The Hook & Hastings organ factory [12] was by far the largest industry in Weston. The huge wooden building (above) stood on Viles Street, just north of the railroad tracks, from the late 1880s until it was demolished in 1936. The company's organs ranged in size from eight to eighty feet and were shipped all over the country. The manufacture of these large and complex instruments often took years and required a variety of skilled tradesmen. Hastings once remarked that he needed “every branch of mechanics. . . workmen in wood, in metal, in leather, knowledge of music and acoustics, architecture, electricity, pneumatics, hydraulics. . .” He maintained relationships with European organ builders and employed many Scandinavian workers. In busy times, the men worked ten hours a day, six days a week, and shipped out approximately one organ a week.
Weston was once home to the Hook & Hastings Co. organ factory at Viles Street and North Avenue, a nationally known company. From 1889 to the mid-1930s, skilled workers built some of the world’s largest church and concert organs at the 280-foot-long wooden factory building.Hook & Hastings Co. closed its doors in 1935, a victim of changing times and the Depression. In its 108 years of operation in both Boston and Weston, E. and G.G. Hook and Hook & Hastings produced an estimated 2,614 organs ranging in size from eight to 80 feet. These included organs for First Parish and St.
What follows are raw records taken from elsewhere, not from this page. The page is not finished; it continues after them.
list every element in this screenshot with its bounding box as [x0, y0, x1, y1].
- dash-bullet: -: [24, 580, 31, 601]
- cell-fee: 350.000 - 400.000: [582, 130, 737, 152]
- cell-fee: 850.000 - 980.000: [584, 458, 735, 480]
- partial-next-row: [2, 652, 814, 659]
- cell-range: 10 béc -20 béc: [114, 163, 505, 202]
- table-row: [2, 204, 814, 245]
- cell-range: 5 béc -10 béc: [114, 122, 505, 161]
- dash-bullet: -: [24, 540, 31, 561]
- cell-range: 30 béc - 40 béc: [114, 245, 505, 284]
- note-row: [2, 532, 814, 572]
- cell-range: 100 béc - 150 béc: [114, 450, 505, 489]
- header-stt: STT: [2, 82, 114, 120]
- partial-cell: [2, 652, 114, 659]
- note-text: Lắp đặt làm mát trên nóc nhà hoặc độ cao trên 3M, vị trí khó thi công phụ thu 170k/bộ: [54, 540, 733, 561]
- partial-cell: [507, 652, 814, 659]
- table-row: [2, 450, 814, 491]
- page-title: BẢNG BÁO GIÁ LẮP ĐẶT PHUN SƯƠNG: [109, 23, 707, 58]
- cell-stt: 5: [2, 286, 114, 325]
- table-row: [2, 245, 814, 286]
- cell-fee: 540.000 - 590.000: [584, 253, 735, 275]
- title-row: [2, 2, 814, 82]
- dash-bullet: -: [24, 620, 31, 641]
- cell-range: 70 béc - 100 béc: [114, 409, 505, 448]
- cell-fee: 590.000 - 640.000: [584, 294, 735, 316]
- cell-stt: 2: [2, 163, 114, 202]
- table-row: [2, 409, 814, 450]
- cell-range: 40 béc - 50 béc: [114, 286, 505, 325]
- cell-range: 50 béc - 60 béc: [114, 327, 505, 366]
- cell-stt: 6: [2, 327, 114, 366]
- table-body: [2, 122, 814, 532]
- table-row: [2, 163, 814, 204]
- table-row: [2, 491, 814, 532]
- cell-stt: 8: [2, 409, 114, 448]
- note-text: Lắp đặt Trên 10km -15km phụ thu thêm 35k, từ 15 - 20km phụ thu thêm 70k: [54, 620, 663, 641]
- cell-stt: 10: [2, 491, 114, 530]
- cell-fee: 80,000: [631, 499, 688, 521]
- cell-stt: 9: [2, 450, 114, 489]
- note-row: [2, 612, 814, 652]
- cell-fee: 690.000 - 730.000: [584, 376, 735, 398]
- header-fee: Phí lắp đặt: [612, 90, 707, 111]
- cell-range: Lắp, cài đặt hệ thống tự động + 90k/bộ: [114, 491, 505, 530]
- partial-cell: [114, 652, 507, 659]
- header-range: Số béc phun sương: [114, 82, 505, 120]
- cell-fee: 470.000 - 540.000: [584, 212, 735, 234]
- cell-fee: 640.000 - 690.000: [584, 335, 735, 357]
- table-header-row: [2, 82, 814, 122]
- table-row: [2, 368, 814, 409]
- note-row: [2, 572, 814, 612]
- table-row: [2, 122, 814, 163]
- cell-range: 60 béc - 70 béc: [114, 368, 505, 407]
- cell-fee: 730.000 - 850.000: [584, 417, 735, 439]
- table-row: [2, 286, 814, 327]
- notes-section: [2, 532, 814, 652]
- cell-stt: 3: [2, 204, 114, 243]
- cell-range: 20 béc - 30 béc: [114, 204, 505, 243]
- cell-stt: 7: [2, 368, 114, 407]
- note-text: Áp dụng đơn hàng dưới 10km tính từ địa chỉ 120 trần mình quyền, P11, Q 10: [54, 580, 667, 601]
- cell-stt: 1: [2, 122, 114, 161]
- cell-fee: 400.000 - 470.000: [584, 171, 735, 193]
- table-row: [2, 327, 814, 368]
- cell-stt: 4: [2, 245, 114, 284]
Peter’s Church in Weston, Weston College, Wellesley College, the College of Music in Wellesley, and the Unitarian church in Wellesley Hills.[3]
A Hook-Organ, formerly in use in the First Unitarian Church in Woburn, Massachusetts is in use since 2001 in Holy Cross Church in Berlin (Germany). see the website [13] Another of their larger instruments is in use in St. John's Church in Orange, New Jersey. The instrument was installed in 1879 at a cost of $7,000.[4] The firm's Opus 950, it consists of 3 manuals and 2,412 pipes in 38 ranks.[5] At the 1979 centennial of the organ, the Organ Historical Society cited the instrument as having "particular historical" merit. With the exception of an electric blower, the instrument is almost completely as originally installed.